Cargills response to the NFU charges was to release a psudeo-interview between Fritz Corrigan, President of Cargill's Agricultural Businesses, and an anonymous Cargill announcer. Corrigan admits that farmers are upset but goes on to tell the announcer that: "We've truly entered the global market. But that's good news for American farmers and businesses like mine." What's good news for Cargill is not good news for farmers.

But hey Cargill has an answer for that too, as the Announcer ends the interview: "Thank you, Fritz Corrigan. And I bet there are a lot of hungry pigs and chickens out there who thank you, too." Pigs and chickens that will become both consumer and product of Cargill!

In Cargill's world everything is a commodity to profit from. Plants, animals, farms and farmers, energy, consumers, and as the striking members of Local 1118 will tell you, even workers. Everything is for sale in the world of Cargill, but at what cost?

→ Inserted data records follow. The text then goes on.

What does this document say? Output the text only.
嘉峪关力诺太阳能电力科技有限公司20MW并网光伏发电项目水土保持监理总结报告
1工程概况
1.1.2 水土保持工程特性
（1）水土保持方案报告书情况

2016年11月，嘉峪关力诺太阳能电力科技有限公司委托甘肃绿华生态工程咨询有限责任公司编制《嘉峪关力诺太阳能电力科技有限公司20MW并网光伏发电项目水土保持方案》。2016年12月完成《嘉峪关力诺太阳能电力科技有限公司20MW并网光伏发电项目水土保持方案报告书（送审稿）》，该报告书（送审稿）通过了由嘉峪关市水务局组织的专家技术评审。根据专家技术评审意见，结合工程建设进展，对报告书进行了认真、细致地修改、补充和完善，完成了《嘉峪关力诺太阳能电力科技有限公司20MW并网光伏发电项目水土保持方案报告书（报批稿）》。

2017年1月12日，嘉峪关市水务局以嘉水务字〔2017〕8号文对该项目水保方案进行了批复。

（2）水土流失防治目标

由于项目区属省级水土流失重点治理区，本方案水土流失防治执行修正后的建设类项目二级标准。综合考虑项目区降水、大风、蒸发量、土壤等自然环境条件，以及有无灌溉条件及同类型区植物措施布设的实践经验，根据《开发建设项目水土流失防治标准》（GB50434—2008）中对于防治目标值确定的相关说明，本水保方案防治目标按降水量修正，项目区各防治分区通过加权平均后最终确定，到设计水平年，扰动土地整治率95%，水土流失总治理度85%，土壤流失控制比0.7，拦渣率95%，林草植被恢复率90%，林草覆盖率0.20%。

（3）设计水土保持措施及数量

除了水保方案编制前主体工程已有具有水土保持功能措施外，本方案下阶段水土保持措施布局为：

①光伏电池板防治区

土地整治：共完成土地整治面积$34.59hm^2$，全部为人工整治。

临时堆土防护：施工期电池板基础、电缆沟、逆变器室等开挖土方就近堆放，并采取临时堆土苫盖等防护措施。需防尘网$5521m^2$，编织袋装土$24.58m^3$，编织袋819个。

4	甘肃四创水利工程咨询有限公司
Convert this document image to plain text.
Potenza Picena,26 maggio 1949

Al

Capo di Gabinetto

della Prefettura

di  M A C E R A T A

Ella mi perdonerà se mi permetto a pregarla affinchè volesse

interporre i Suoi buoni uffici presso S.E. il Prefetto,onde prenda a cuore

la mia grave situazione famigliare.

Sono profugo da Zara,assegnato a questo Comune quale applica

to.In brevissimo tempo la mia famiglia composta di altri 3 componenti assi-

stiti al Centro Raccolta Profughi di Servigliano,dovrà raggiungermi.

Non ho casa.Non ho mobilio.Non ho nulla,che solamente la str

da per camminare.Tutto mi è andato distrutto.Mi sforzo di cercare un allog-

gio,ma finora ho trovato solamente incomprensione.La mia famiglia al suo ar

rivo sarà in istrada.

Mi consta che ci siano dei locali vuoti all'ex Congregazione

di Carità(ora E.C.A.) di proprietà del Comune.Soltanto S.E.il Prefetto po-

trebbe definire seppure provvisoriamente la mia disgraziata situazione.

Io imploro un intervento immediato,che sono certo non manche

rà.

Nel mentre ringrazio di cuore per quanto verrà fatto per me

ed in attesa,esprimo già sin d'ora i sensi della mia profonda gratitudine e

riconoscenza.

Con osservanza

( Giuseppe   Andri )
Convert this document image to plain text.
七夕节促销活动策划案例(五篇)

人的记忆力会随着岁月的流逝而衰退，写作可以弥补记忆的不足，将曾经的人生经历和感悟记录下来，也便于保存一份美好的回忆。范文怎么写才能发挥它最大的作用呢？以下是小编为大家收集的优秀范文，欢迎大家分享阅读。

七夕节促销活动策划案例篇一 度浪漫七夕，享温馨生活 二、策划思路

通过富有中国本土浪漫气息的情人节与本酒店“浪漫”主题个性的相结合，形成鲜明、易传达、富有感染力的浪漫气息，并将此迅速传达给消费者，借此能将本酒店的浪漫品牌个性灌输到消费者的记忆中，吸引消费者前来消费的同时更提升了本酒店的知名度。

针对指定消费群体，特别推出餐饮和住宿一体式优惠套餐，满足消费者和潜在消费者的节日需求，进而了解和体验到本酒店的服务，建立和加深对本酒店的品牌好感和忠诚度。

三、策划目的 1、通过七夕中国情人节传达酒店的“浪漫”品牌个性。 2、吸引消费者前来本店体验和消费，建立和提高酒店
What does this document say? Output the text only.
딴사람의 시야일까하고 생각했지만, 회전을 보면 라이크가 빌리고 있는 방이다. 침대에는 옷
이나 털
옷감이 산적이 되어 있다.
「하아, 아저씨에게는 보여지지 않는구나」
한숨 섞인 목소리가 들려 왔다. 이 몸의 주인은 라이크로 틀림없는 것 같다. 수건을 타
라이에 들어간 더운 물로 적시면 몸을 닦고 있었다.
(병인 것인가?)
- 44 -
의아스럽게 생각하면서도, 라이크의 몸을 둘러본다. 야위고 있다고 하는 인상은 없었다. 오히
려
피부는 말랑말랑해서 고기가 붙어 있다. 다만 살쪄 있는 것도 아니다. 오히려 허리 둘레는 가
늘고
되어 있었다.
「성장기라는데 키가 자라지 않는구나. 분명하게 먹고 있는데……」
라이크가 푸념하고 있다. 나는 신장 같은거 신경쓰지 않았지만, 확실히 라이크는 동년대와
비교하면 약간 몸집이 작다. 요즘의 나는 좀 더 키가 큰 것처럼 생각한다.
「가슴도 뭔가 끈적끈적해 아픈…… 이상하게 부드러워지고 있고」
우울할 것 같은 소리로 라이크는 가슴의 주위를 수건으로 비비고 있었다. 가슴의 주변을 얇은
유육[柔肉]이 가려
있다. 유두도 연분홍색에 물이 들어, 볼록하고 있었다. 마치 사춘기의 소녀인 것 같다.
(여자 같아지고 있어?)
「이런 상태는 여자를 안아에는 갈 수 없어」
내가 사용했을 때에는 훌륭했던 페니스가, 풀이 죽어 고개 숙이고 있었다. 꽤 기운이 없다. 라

July 27, 1997 (updated November 1998)

  • Cargill purchase raises concerns among farmers
    Cargill, the largest grain handler in the world, plans to buy the grain operations of Continental Grain, its largest American competitor, in a deal estimated to be worth hundreds of millions of dollars. The deal will give Cargill another 65 elevators in the United States, including six port terminals. Cargill, which had sales of $51 billion (U.S.) last year, will have the ability to handle about 40 percent of U.S. grain shipped from the Gulf of Mexico. The deal will have little direct effect on Canadian farmers. Continental has few operations here and only its Vancouver grain trading office is included in the Cargill takeover. But indirectly, the fact that the leviathan of the grain trade plans to get a lot bigger has some Canadian farmers concerned. '"The fewer players there are who set the agenda, who can flood markets, short markets or who can manipulate for their own benefit, the less control farmers have and less well we will be," said Nettie Wiebe, National Farmers Union president.